The Dogger Bank wind farm, which is slated to be the largest wind farm in the North Sea to date, is located more than 100 km off the northeast coast of England at the shallow offshore area of the North Sea and is designed to have a total installed capacity of 3600 MW. Construction activities began in 2020 and are split into three phases, with the first phase expected to be operational in 2023.
The wind farm's location is of significant importance for several reasons. One is that Dogger Bank is an isolated sandbank, within the central to southern area of the North Sea, which extends across the UK, Dutch, German, and Danish exclusive economic zones (EEZ). These territorial boundaries are of particular economic importance as they’re used for commercial fishing grounds, archaeological interests, oil and gas activities as well as marine renewable energy development.
Secondly, the Dogger Bank is notable for being the shallowest part of the North Sea with an average depth of 35m compared to the North Sea’s average depth of 90m. The particular area of the Dogger Bank which is being used for the Dogger Bank wind farm has water depths ranging from 18m to 63m.
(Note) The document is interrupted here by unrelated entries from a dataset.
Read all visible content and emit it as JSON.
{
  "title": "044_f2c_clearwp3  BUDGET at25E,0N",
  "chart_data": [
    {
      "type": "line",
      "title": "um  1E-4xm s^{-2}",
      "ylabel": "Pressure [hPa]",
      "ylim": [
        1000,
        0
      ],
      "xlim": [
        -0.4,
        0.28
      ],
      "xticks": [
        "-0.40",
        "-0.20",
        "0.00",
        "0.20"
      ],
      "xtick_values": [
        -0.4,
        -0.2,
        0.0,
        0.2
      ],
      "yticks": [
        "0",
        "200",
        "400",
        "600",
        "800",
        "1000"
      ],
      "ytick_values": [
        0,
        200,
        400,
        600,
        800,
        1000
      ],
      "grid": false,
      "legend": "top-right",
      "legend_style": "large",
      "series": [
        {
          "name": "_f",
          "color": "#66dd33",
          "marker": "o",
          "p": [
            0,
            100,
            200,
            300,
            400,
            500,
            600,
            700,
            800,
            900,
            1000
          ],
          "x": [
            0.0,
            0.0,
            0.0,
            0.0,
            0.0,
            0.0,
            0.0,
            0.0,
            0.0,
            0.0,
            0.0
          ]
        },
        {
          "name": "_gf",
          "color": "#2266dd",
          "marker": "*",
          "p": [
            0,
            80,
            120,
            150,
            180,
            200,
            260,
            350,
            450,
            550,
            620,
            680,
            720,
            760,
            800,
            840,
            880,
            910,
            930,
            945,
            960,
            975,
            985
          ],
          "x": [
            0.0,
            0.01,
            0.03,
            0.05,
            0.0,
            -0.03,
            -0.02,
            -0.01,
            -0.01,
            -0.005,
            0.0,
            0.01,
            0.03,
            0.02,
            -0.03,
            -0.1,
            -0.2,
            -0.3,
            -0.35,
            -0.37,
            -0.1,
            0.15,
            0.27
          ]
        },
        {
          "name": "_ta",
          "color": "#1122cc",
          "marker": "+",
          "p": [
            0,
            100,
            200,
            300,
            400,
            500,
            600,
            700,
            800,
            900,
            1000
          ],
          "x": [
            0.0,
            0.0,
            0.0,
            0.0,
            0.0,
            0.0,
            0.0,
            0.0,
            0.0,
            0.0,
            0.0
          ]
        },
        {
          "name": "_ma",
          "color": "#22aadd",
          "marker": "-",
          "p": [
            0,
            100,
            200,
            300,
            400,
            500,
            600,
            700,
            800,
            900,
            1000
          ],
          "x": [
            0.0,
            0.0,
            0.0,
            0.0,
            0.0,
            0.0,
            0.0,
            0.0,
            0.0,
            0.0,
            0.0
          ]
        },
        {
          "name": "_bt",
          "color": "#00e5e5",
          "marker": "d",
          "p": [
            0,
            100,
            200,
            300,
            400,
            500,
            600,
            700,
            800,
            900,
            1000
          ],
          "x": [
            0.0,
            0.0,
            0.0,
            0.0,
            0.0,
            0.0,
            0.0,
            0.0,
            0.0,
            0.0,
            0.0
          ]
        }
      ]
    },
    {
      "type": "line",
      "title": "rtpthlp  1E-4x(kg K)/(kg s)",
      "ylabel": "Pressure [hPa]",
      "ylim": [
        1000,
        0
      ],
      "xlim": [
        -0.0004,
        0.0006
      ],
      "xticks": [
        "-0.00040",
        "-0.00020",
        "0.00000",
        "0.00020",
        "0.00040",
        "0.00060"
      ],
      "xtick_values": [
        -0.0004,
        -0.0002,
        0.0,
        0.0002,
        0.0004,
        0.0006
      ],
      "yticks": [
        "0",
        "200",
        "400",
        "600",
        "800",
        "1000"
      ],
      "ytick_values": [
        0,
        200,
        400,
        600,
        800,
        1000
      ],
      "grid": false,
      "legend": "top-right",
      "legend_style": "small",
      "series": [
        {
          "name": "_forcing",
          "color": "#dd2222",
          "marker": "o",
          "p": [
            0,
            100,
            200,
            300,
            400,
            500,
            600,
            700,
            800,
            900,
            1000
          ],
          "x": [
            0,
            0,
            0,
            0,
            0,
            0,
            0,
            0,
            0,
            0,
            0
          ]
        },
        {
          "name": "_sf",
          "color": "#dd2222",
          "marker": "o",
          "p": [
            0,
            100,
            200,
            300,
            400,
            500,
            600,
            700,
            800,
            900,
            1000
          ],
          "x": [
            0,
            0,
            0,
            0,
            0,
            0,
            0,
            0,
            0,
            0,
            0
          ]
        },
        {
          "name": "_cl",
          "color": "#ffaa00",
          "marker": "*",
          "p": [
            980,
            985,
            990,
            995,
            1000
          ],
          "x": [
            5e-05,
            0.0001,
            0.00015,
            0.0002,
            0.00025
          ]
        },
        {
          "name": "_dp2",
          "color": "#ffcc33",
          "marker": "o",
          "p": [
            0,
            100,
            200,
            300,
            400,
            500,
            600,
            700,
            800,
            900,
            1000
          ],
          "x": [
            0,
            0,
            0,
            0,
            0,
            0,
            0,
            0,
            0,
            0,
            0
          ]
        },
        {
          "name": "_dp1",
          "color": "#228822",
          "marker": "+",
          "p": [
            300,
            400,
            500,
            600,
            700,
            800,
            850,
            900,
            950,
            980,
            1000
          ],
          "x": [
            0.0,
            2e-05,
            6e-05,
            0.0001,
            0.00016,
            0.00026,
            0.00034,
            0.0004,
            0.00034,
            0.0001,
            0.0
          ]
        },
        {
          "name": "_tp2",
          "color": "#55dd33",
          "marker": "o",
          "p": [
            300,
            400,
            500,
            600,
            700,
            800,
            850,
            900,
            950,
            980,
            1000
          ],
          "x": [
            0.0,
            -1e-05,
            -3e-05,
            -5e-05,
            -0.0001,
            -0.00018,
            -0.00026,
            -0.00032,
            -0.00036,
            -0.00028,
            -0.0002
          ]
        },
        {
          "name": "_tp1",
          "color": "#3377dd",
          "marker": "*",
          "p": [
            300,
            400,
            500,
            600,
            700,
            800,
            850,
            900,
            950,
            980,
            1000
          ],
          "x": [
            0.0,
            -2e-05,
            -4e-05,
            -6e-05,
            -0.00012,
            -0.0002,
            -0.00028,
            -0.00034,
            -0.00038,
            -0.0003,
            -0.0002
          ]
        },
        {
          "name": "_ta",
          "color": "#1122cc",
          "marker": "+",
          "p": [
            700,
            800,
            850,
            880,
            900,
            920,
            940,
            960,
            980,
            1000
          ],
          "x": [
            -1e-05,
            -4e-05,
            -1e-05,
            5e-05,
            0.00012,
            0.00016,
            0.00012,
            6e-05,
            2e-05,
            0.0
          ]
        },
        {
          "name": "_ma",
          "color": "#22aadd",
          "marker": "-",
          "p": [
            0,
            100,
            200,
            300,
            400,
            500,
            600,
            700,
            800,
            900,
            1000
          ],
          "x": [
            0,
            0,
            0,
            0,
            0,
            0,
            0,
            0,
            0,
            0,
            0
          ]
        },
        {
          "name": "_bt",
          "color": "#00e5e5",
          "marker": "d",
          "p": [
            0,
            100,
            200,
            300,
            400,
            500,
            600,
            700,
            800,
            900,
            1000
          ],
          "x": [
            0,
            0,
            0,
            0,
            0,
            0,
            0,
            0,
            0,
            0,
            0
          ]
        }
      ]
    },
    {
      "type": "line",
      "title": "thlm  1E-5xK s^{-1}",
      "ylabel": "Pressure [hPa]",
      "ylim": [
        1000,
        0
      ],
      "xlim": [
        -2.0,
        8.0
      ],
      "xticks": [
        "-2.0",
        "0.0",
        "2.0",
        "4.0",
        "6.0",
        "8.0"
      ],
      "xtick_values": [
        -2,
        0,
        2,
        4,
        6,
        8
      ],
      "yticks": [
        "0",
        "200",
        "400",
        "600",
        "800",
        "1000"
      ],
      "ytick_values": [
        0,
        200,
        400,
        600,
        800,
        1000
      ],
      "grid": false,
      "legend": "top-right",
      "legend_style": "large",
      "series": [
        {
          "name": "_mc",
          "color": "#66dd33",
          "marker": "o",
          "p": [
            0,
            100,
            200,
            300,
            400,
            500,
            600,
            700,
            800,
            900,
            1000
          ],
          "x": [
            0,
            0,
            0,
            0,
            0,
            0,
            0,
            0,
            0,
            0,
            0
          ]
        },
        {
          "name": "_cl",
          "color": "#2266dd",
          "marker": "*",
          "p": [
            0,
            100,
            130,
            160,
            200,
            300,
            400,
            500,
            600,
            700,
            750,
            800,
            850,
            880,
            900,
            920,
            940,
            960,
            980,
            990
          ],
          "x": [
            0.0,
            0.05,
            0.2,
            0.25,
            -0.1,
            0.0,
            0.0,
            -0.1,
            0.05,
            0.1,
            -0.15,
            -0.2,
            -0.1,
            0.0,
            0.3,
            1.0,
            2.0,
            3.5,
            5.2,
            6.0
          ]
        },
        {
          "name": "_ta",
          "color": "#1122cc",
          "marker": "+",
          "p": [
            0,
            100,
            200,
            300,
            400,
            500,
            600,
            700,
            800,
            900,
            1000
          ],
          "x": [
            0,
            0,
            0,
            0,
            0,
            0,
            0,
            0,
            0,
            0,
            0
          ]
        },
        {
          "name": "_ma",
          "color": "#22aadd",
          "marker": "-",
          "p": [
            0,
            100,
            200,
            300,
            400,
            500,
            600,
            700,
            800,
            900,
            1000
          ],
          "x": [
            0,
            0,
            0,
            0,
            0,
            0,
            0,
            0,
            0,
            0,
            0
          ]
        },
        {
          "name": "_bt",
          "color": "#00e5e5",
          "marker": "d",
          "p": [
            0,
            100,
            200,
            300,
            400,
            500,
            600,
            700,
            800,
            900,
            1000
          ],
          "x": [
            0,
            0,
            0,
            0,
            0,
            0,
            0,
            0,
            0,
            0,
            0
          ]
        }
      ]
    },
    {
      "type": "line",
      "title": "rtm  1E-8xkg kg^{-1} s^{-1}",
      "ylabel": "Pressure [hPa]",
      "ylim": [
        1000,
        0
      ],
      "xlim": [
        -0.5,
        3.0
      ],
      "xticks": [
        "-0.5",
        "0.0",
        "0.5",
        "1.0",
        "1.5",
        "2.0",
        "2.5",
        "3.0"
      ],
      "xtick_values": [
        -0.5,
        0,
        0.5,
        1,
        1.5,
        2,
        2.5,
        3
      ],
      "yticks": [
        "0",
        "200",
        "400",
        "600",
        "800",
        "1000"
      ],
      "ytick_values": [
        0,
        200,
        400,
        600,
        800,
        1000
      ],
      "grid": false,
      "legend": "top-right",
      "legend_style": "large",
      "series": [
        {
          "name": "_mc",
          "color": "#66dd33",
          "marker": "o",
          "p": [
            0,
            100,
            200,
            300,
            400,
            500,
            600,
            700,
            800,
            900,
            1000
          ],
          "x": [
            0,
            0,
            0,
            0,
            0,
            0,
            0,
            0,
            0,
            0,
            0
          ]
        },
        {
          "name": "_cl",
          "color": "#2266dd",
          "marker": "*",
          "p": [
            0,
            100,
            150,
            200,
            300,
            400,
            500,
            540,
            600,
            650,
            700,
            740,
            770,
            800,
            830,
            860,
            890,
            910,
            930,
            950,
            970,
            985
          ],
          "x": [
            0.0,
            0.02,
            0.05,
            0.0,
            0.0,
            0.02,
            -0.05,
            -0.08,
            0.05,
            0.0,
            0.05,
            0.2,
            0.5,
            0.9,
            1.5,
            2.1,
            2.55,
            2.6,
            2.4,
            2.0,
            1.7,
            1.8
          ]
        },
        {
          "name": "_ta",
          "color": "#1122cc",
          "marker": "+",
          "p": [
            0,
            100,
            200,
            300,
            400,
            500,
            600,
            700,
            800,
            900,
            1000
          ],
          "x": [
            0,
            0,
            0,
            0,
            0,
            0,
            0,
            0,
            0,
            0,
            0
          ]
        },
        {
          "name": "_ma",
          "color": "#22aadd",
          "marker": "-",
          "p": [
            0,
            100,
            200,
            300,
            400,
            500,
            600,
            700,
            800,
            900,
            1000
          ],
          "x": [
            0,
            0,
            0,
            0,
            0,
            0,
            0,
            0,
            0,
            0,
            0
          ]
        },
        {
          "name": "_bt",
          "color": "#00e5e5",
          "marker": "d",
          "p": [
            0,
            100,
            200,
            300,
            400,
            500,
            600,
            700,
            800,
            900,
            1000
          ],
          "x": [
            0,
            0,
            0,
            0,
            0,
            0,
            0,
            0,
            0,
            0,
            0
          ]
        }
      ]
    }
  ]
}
Thirdly, the location of the Dogger Bank wind farm is under lease from the Crown Estate as part of their efforts to support the development of an offshore wind market, and the UK government plans of meeting net zero and energy security commitments.
Location is key
Port Consultants Rotterdam conducted a constructability assessment in the Dogger Bank area of the North Sea to assess the construction of an energy island. The assessment cited that the harsh conditions of the North Sea would mean that construction would have to account for weather conditions and safety to mitigate risks and enable high capacity efficient operations.
Wood Thilsted, the company which designed the wind turbine generator foundations for two phases of the Dogger Bank wind farm, took into consideration the condition of the North Sea when designing the monopile foundations. The design of the foundations incorporated a split-level transition piece to allow for safe access to the turbine tower for technicians. The turbine is further supported by the world’s largest offshore wind flange, 8m wide, which strengthens the connection point of the transition piece. SSE Renewables Project Director for Dogger Bank Wind Farm, Steve Wilson, states: “these foundations have been designed for what is arguably the most demanding wave environment to be encountered on an offshore wind farm.”
Wilson’s statement aligns with data gathered by Port Consultants Rotterdam who found that the operational wave statistics of the Dogger Bank area would mean that constructing an energy island at optimum efficiency and the shortest construction schedule would mean avoiding working in the months of December and January which are known to have the most adverse weather conditions of the year.
The North Sea is the current hub for European offshore renewable energy projects with the UK leading the charge by constructing the world's largest offshore wind farm in Dogger Bank. Whilst Denmark and Belgium are venturing into new territory with the planned construction of energy islands. However, it remains to be seen whether the Dogger Bank area will also get the energy island treatment to complement existing construction projects.